The movie turns on the idea that Sam has ultimate power over Romy because he could report what they’ve been doing to HR. “They could fire me,” she says, frightened. But his true power does not involve work politics. It lies in the fact that she’s become sexually dependent on him because he’s the first person to give her sexual pleasure in almost 20 years. There’s also a chance that his boldness and unpredictability might be signs not simply of his unsuitability for corporate life, but of something more sinister, even dangerous. He spends his free time skulking on the office’s balcony, wearing a giant jacket and smoking, a serpent among the ambitious interns. There’s a very good moment when we—and Romy—learn that he’s not just involved with her, but also with her assistant, which makes her wild with anger. Romy’s the CEO, but Samuel’s the boss.
Will this affair ever end? Or more to the point, will the movie? Yes and yes, for though its clear intention is to reveal that women in their 50s are full of sexual desires as various and urgent as those of the young, the film comes up with a 1950s-style answer to why Romy wants what she wants: a hinted-at childhood sexual trauma, the implication that her desires are problematic, and can be corrected if the trauma is healed.

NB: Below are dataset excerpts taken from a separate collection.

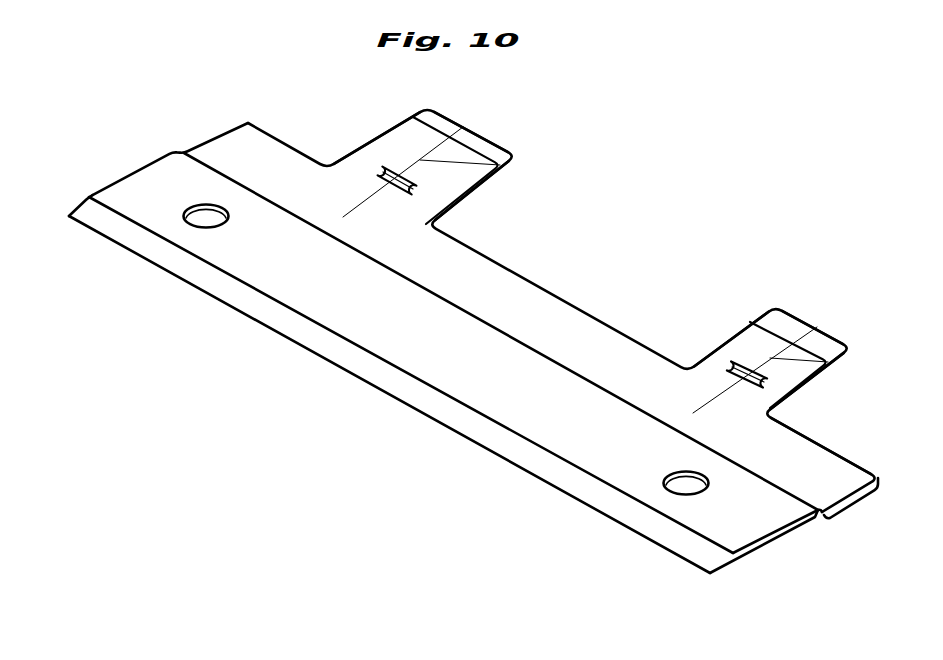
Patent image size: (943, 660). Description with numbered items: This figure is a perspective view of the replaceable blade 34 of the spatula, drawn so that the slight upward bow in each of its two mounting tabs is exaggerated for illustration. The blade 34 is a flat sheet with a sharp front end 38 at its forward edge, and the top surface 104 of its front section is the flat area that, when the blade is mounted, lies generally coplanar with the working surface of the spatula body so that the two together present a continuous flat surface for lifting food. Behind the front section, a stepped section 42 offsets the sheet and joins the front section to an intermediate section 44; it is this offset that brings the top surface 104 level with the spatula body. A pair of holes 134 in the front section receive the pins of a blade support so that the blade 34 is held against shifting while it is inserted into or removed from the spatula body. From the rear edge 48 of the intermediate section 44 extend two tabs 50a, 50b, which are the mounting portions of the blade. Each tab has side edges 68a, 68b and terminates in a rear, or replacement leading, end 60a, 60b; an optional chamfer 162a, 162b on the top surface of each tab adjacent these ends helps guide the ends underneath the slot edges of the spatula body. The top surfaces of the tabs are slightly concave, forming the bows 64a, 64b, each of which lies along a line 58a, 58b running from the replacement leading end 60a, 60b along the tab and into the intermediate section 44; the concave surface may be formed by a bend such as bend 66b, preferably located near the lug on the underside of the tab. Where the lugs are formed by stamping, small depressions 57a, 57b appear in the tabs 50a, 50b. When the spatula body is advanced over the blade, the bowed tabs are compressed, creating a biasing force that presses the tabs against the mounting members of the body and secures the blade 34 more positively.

The blade 34 is at (101, 157).
The sharp front end 38 is at (270, 318).
The stepped section 42 is at (818, 517).
The intermediate section 44 is at (845, 492).
The rear edge 48 is at (847, 458).
The tab 50a is at (402, 138).
The tab 50b is at (845, 370).
The depression 57a is at (415, 195).
The depression 57b is at (722, 358).
The line 58a is at (507, 173).
The line 58b is at (732, 352).
The replacement leading end 60a is at (448, 115).
The replacement leading end 60b is at (840, 330).
The bow 64a is at (395, 159).
The bow 64b is at (759, 321).
The bend 66b is at (772, 418).
The side edge 68a is at (463, 207).
The side edge 68b is at (806, 383).
The top surface 104 is at (442, 362).
The holes 134 is at (678, 483).
The chamfer 162a is at (488, 148).
The chamfer 162b is at (795, 318).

The affair ends with the sensitive, cuckolded husband once again taking it in the shorts. Jacob confronts Samuel and they fight in front of Romy, but soon enough they’re sitting in the living room nursing their bruises with bags of frozen peas, which Mom has given them. Jacob is trying to explain that “female masochism is a male fantasy” to Samuel, but just as the gender theory heats up, he experiences a panic attack (never have we known him to be a victim of panic attacks but—to stand outside the moviegoing experience and inside the movie-writing experience—it must have worked in the room). The attack is resolved only when Samuel comes over, gently rubs his back, and talks him down while Romy sits on the couch near him. You think: threesome?
But it’s blessedly Act III, and things are starting to roll up. The panic attack prevents anyone from kicking off some age-gap discourse, and Romy quickly sorts out her problems, getting rid of Samuel by finding him a job at Kawasaki in Japan. (The rest of the interns have to stay in the claustrophobic office; Sam wins again.) If only she could dispatch her sexual impulses to Japan, too. What is to be done with her desires?

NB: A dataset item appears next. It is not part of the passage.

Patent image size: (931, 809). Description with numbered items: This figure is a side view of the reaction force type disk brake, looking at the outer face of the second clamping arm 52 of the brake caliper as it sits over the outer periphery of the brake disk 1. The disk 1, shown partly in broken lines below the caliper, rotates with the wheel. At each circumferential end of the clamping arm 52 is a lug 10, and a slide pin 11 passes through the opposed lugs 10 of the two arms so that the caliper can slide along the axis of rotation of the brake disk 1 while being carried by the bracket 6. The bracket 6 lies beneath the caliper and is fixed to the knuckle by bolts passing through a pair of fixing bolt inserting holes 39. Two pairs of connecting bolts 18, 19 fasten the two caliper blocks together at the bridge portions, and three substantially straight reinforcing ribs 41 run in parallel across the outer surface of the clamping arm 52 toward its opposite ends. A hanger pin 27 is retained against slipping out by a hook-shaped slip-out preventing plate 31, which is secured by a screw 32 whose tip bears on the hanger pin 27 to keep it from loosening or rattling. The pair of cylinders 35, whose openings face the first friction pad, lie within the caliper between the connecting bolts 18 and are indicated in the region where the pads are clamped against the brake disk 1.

Early in the film, Romy tells her assistant that she was “named by a guru” and raised in many cults—“cults and communes”—and we see her undergo EMDR therapy in which meaningful images flash past her eyes. While tearfully confessing all to Jacob, she explains that she has tried therapy to kill the kink; nothing has worked. Successful girlbosses don’t want sexual domination! They want nice, normal sex, and through cleansing talks with a loving and patient husband, they can find it. What Romy has isn’t a kink; it’s a pathology, a pretty reactionary stance for the film to take, given its intention to shock us with the unthinkable.

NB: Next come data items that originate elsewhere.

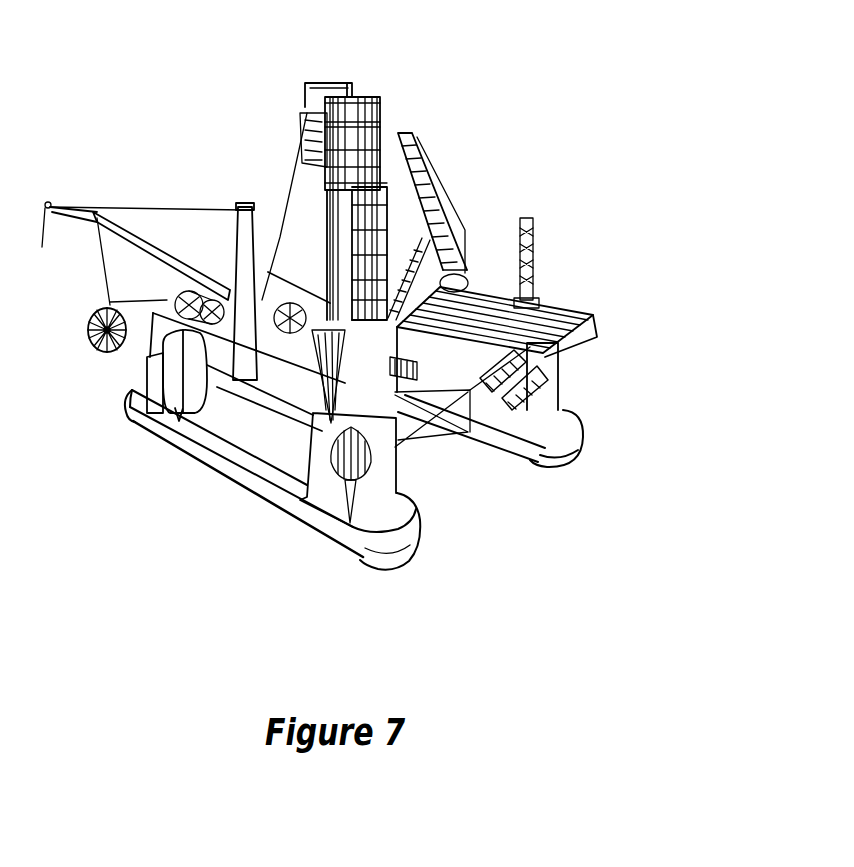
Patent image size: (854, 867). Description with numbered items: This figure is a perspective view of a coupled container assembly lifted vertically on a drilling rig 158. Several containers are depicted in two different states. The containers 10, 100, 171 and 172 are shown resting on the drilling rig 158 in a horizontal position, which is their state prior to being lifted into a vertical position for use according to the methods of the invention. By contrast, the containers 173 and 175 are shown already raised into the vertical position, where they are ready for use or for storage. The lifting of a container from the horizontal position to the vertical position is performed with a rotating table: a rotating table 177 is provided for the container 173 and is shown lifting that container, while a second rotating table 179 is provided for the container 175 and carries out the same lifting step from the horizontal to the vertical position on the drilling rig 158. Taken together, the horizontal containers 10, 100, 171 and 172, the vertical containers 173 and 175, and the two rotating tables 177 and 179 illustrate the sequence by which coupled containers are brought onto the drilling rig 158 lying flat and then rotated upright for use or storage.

The container 10 is at (485, 300).
The container 100 is at (527, 347).
The drilling rig 158 is at (257, 507).
The container 171 is at (479, 357).
The container 172 is at (527, 355).
The container 173 is at (347, 220).
The container 175 is at (410, 215).
The rotating table 177 is at (347, 287).
The rotating table 179 is at (443, 205).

By far the worst part of this terrible movie is the decision to give Romy a special sound to make when she’s having a real—instead of a fake—orgasm. This sound is a loud, growling grunt meant to suggest ecstasy but sounding more like the noises a character makes when he’s about to be transformed into a werewolf. In the final scene, Romy and Jacob are in bed together in a dreamy light, engaging in a healthy act of marital sexual congress. How can this ever be fulfilling to Romy, now that she’s discovered doggy style? Because a small accommodation has been made: As things heat up, Jacob very gently—as though he is shielding her from strong sunlight—places his hand over her closed eyes. Can this mild gesture toward her dangerous fantasies ever bring her the kind of pleasure she experienced with Sam? Apparently so: We are grunted out of the theater.